We also haven’t featured EastEnders for quite a while on Top Telly Tips. Not much happening in Albert Square at the moment, I’m afraid – it’s in one of those occasional static periods which most soaps go through from time to time. And this, after some quite good episodes around Christmas. The acting’s still – mostly - very good but, as with all soaps you need some good meaty conflict at the core and, just for the moment, Easties seems to have lost its ability to put on a good punch-up. Tonight, if you're bothered, Janine gets her own back on Jack, leaving him chained to the club. Meanwhile, Bradley is not impressed with his dad's idea of entertainment, and has Jay had enough of the Square?

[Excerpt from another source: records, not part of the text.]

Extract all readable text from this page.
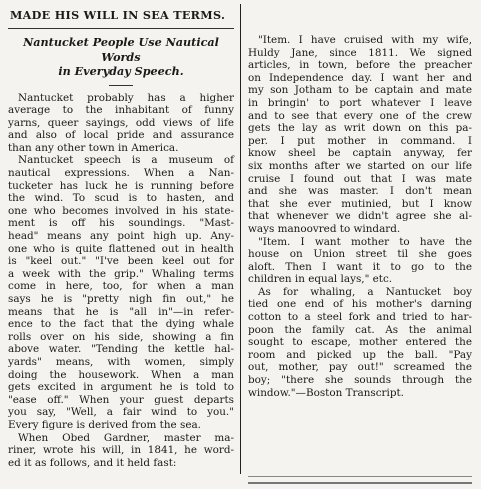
MADE HIS WILL IN SEA TERMS.
Nantucket People Use Nautical Words
in Everyday Speech.

Nantucket probably has a higher
average to the inhabitant of funny
yarns, queer sayings, odd views of life
and also of local pride and assurance
than any other town in America.

Nantucket speech is a museum of
nautical expressions. When a Nan-
tucketer has luck he is running before
the wind. To scud is to hasten, and
one who becomes involved in his state-
ment is off his soundings. "Mast-
head" means any point high up. Any-
one who is quite flattened out in health
is "keel out." "I've been keel out for
a week with the grip." Whaling terms
come in here, too, for when a man
says he is "pretty nigh fin out," he
means that he is "all in"—in refer-
ence to the fact that the dying whale
rolls over on his side, showing a fin
above water. "Tending the kettle hal-
yards" means, with women, simply
doing the housework. When a man
gets excited in argument he is told to
"ease off." When your guest departs
you say, "Well, a fair wind to you."
Every figure is derived from the sea.

When Obed Gardner, master ma-
riner, wrote his will, in 1841, he word-
ed it as follows, and it held fast:

"Item. I have cruised with my wife,
Huldy Jane, since 1811. We signed
articles, in town, before the preacher
on Independence day. I want her and
my son Jotham to be captain and mate
in bringin' to port whatever I leave
and to see that every one of the crew
gets the lay as writ down on this pa-
per. I put mother in command. I
know sheel be captain anyway, fer
six months after we started on our life
cruise I found out that I was mate
and she was master. I don't mean
that she ever mutinied, but I know
that whenever we didn't agree she al-
ways manoovred to windard.

"Item. I want mother to have the
house on Union street til she goes
aloft. Then I want it to go to the
children in equal lays," etc.

As for whaling, a Nantucket boy
tied one end of his mother's darning
cotton to a steel fork and tried to har-
poon the family cat. As the animal
sought to escape, mother entered the
room and picked up the ball. "Pay
out, mother, pay out!" screamed the
boy; "there she sounds through the
window."—Boston Transcript.
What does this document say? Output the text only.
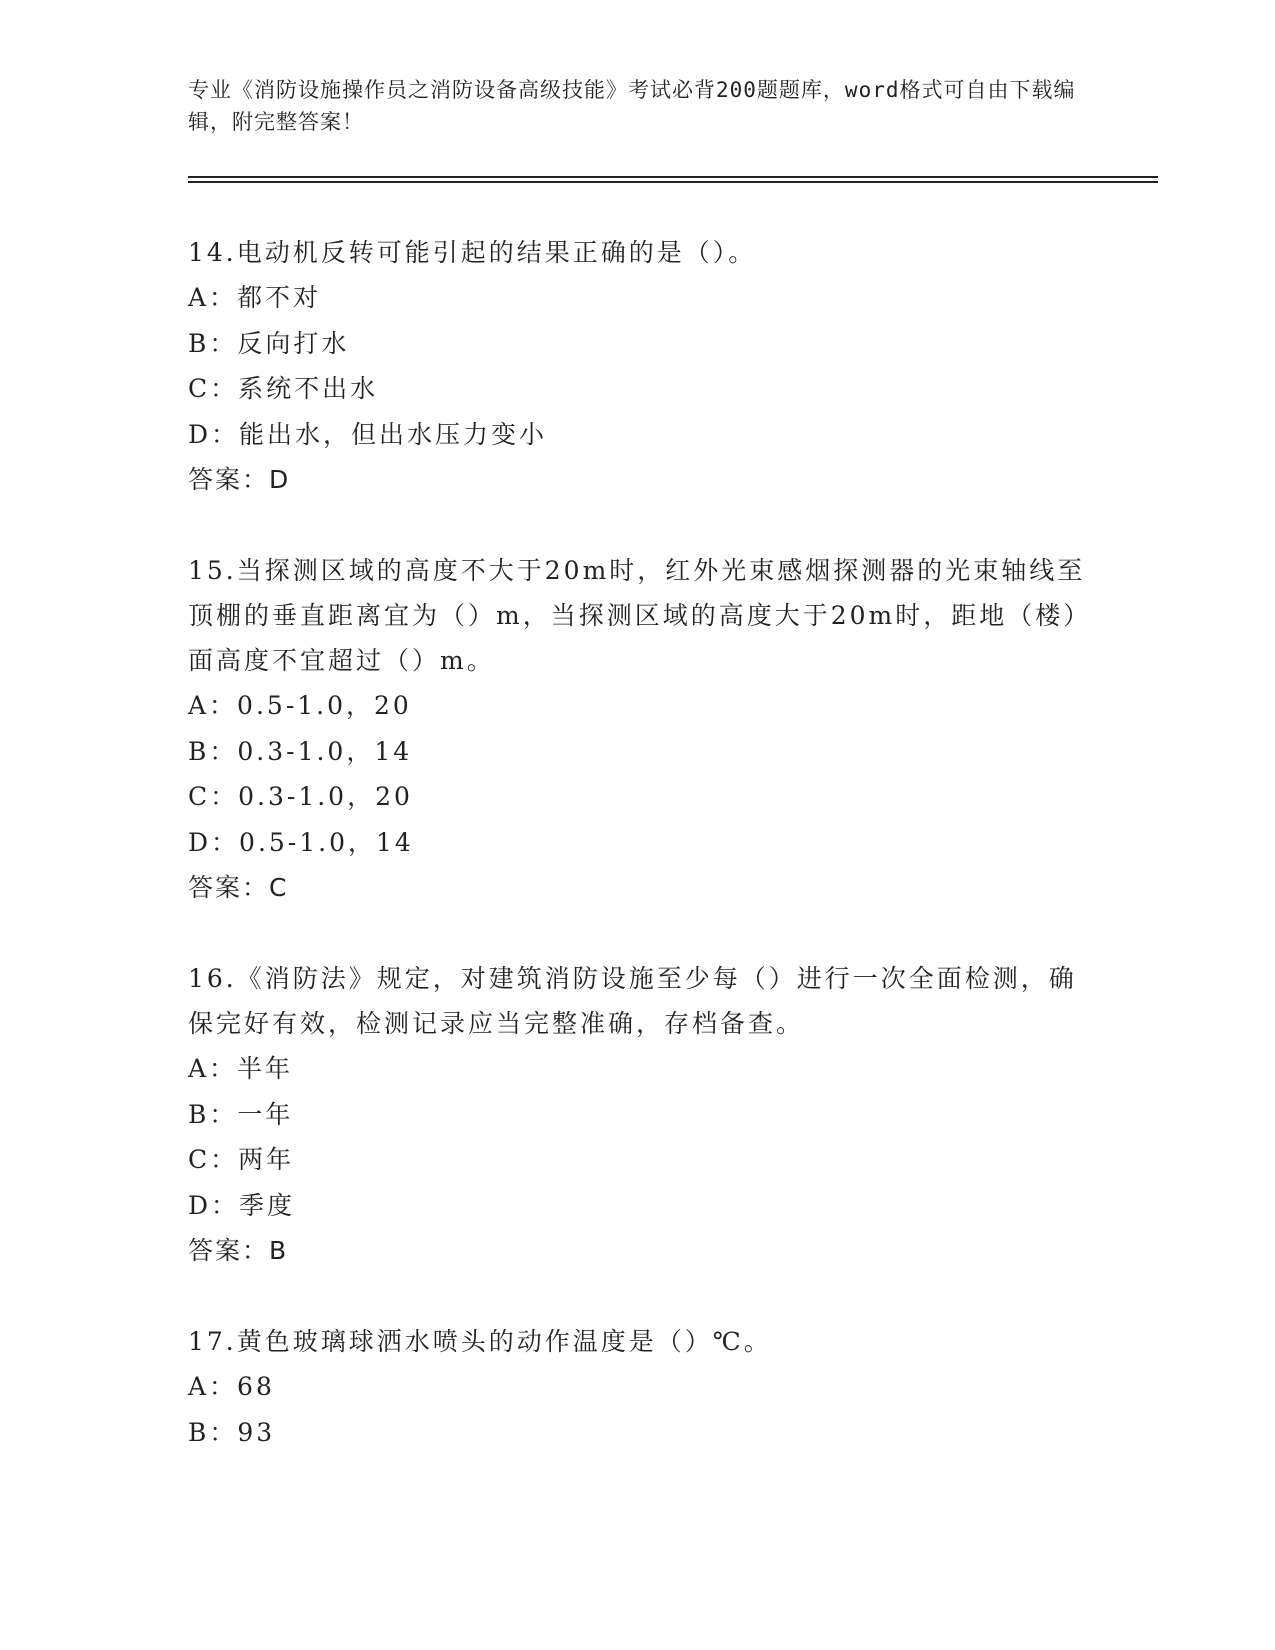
专业《消防设施操作员之消防设备高级技能》考试必背200题题库，word格式可自由下载编辑，附完整答案！
14.电动机反转可能引起的结果正确的是（）。
A：都不对
B：反向打水
C：系统不出水
D：能出水，但出水压力变小
答案：D
15.当探测区域的高度不大于20m时，红外光束感烟探测器的光束轴线至顶棚的垂直距离宜为（）m，当探测区域的高度大于20m时，距地（楼）面高度不宜超过（）m。
A：0.5-1.0，20
B：0.3-1.0，14
C：0.3-1.0，20
D：0.5-1.0，14
答案：C
16.《消防法》规定，对建筑消防设施至少每（）进行一次全面检测，确保完好有效，检测记录应当完整准确，存档备查。
A：半年
B：一年
C：两年
D：季度
答案：B
17.黄色玻璃球洒水喷头的动作温度是（）℃。
A：68
B：93
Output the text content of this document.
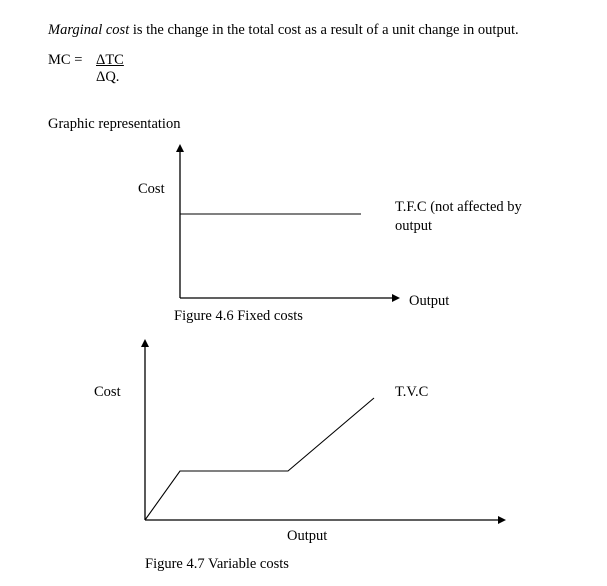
Marginal cost is the change in the total cost as a result of a unit change in output.
MC = ΔTC
ΔQ.
Graphic representation
Cost
T.F.C (not affected by output
Output
Figure 4.6 Fixed costs
Cost	T.V.C
Output
Figure 4.7 Variable costs
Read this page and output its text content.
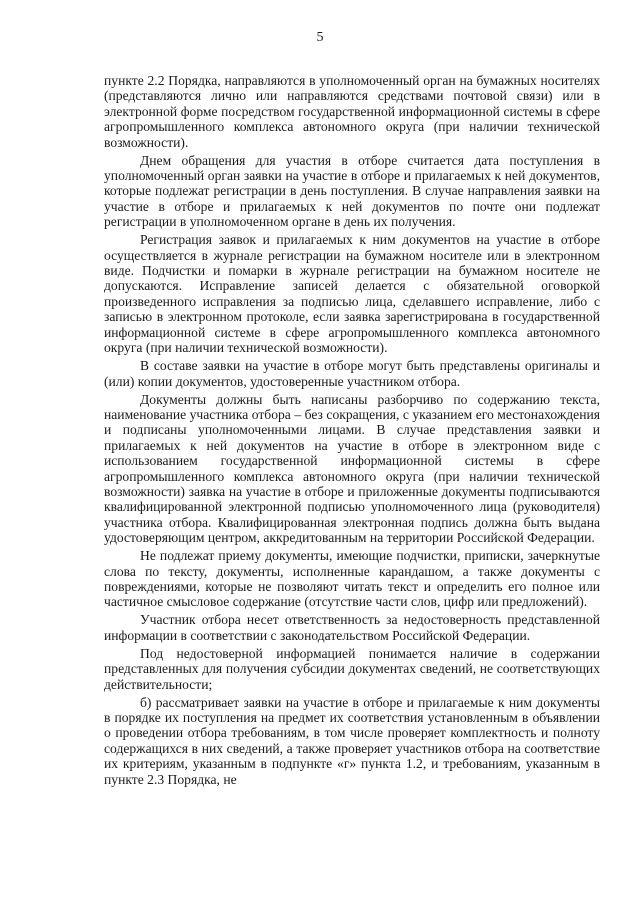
5

пункте 2.2 Порядка, направляются в уполномоченный орган на бумажных носителях (представляются лично или направляются средствами почтовой связи) или в электронной форме посредством государственной информационной системы в сфере агропромышленного комплекса автономного округа (при наличии технической возможности).

Днем обращения для участия в отборе считается дата поступления в уполномоченный орган заявки на участие в отборе и прилагаемых к ней документов, которые подлежат регистрации в день поступления. В случае направления заявки на участие в отборе и прилагаемых к ней документов по почте они подлежат регистрации в уполномоченном органе в день их получения.

Регистрация заявок и прилагаемых к ним документов на участие в отборе осуществляется в журнале регистрации на бумажном носителе или в электронном виде. Подчистки и помарки в журнале регистрации на бумажном носителе не допускаются. Исправление записей делается с обязательной оговоркой произведенного исправления за подписью лица, сделавшего исправление, либо с записью в электронном протоколе, если заявка зарегистрирована в государственной информационной системе в сфере агропромышленного комплекса автономного округа (при наличии технической возможности).

В составе заявки на участие в отборе могут быть представлены оригиналы и (или) копии документов, удостоверенные участником отбора.

Документы должны быть написаны разборчиво по содержанию текста, наименование участника отбора – без сокращения, с указанием его местонахождения и подписаны уполномоченными лицами. В случае представления заявки и прилагаемых к ней документов на участие в отборе в электронном виде с использованием государственной информационной системы в сфере агропромышленного комплекса автономного округа (при наличии технической возможности) заявка на участие в отборе и приложенные документы подписываются квалифицированной электронной подписью уполномоченного лица (руководителя) участника отбора. Квалифицированная электронная подпись должна быть выдана удостоверяющим центром, аккредитованным на территории Российской Федерации.

Не подлежат приему документы, имеющие подчистки, приписки, зачеркнутые слова по тексту, документы, исполненные карандашом, а также документы с повреждениями, которые не позволяют читать текст и определить его полное или частичное смысловое содержание (отсутствие части слов, цифр или предложений).

Участник отбора несет ответственность за недостоверность представленной информации в соответствии с законодательством Российской Федерации.

Под недостоверной информацией понимается наличие в содержании представленных для получения субсидии документах сведений, не соответствующих действительности;

б) рассматривает заявки на участие в отборе и прилагаемые к ним документы в порядке их поступления на предмет их соответствия установленным в объявлении о проведении отбора требованиям, в том числе проверяет комплектность и полноту содержащихся в них сведений, а также проверяет участников отбора на соответствие их критериям, указанным в подпункте «г» пункта 1.2, и требованиям, указанным в пункте 2.3 Порядка, не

Lastly, in Jamie Saves Our Bacon, that thoroughly wretched Oliver fellow aims to find out why British pig farmers are having such a hard time. Apparently, it’s because higher welfare standards have left Britain open to cheap EU imports. So, let me see if I have this straight? Jamie Oliver who spent most of last year making TV shows about how terrible and morally indefensible it was that British chickens were kept in such poor conditions before they're killed and eaten is now the champion of British farming methods when it comes to pigs? Hypocrite. Anyway, with the help of industry insiders, he also follows the pig farming process from birth to slaughter. Don't get too close to the revolving knives, Jamie, we wouldn't want any messy accidents on our screens.